CometAnalyser is an open-source tool to quantitatively assess DNA damage, for instance to analyse genotoxic effects induced by radio- and chemotherapy. CometAnalyser is developed in MATLAB and it works for both fluorescence and silver-stained comet assay microscopy images. It provides fully-automatic, semi-automatic and manual methods to segment comets in several scenarios. The main aim of CometAnalyser is to perform accurate comet segmentations and quantitative analysis using advanced image processing methods with minimal user interaction. It is well documented with a user manual, a video tutorial, sample images and results a very easy-to-use tool. A deep-learning model for automatic comet segmentation is provided. Furthermore, an intuitive GUI helps the user in defining interesting classes and annotating representative comets. Finally, the projects can be saved and loaded back for future analysis. Concluding, CometAnalyser is currently the most complete freely available solution for 3 main reasons: (a) it works with both fluorescent- and silver-stained images; (b) it provides easy-to-use machine learning modules for the segmentation and classification of the comets; and (c) it offers several opportunities to edit the segmentations and export the data.

Funding

A.B. and P.H. acknowledge support from the LENDULET-BIOMAG Grant (2018–342), from OTKA-SNN, from TKP2021-EGA09, from H2020-COMPASS-ERAPerMed, from CZI Deep Visual Proteomics, from H2020-DiscovAir, H2020-Fair-CHARM, from the ELKH-Excellence grant, from the Finnish TEKES FiDiPro Fellow Grant 40294/13 and FIMM High Content Imaging and Analysis Unit (FIMMHCA; HiLIFE-HELMI) and Biocenter Finland, Finnish Cancer Society, Juselius Foundation, Academy of Finland Centre of Excellence in Translational Cancer Biology, Kymenlaakso and Finnish Cultural Foundation. F.P. acknowledges support from the Union for International Cancer Control (UICC) for a UICC Yamagiwa-Yoshida (YY) Memorial International Cancer Study Grant (ref: UICC-YY/678329). S.P., C.A., G.M., A.T., and F.P. acknowledges support by the Italian Ministry of Health, contribution “Ricerca Corrente” within the research line “Appropriateness, outcomes, drug value and organizational models for the continuity of diagnostic-therapeutic pathways in oncology”.
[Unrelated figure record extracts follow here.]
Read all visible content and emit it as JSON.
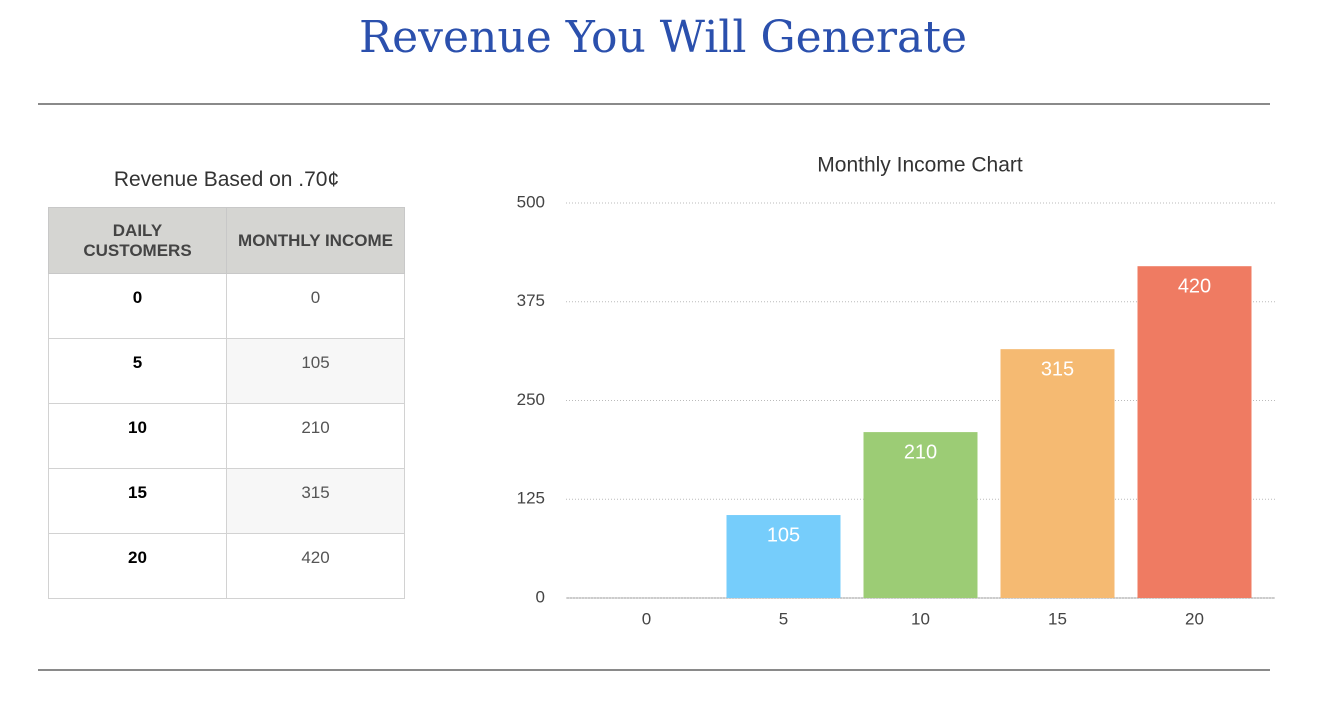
{
  "title": "Revenue You Will Generate",
  "table": {
    "caption": "Revenue Based on .70¢",
    "header": [
      "DAILY CUSTOMERS",
      "MONTHLY INCOME"
    ],
    "rows": [
      [
        "0",
        "0"
      ],
      [
        "5",
        "105"
      ],
      [
        "10",
        "210"
      ],
      [
        "15",
        "315"
      ],
      [
        "20",
        "420"
      ]
    ]
  },
  "chart_data": {
    "type": "bar",
    "title": "Monthly Income Chart",
    "categories": [
      "0",
      "5",
      "10",
      "15",
      "20"
    ],
    "values": [
      0,
      105,
      210,
      315,
      420
    ],
    "colors": [
      "#d1d1d6",
      "#76cdfb",
      "#9ccc75",
      "#f5ba72",
      "#ef7b62"
    ],
    "ylim": [
      0,
      500
    ],
    "yticks": [
      0,
      125,
      250,
      375,
      500
    ],
    "grid": true
  }
}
CRediT authorship contribution statement

Attila Beleon: Conceptualization, Formal analysis, Investigation, Methodology, Resources, Software, Validation, Writing – original draft. Sara Pignatta: Conceptualization, Data curation, Investigation, Methodology, Validation, Visualization, Writing – original draft. Chiara Arienti: Conceptualization, Data curation, Investigation, Methodology, Validation, Visualization, Writing – original draft. Antonella Carbonaro: Funding acquisition, Resources, Supervision, Validation, Visualization, Writing – review & editing. Peter Horvath: Funding acquisition, Software, Writing – review & editing. Giovanni Martinelli: Funding acquisition, Resources, Supervision, Writing – review & editing. Gastone Castellani: Funding acquisition, Resources, Software, Supervision, Writing – review & editing. Anna Tesei: Funding acquisition, Investigation, Supervision, Writing – review & editing. Filippo Piccinini: Conceptualization, Formal analysis, Investigation, Methodology, Project administration, Resources, Software, Supervision, Validation, Writing – original draft.

Declaration of Competing Interest

The authors declare that they have no known competing financial interests or personal relationships that could have appeared to influence the work reported in this paper.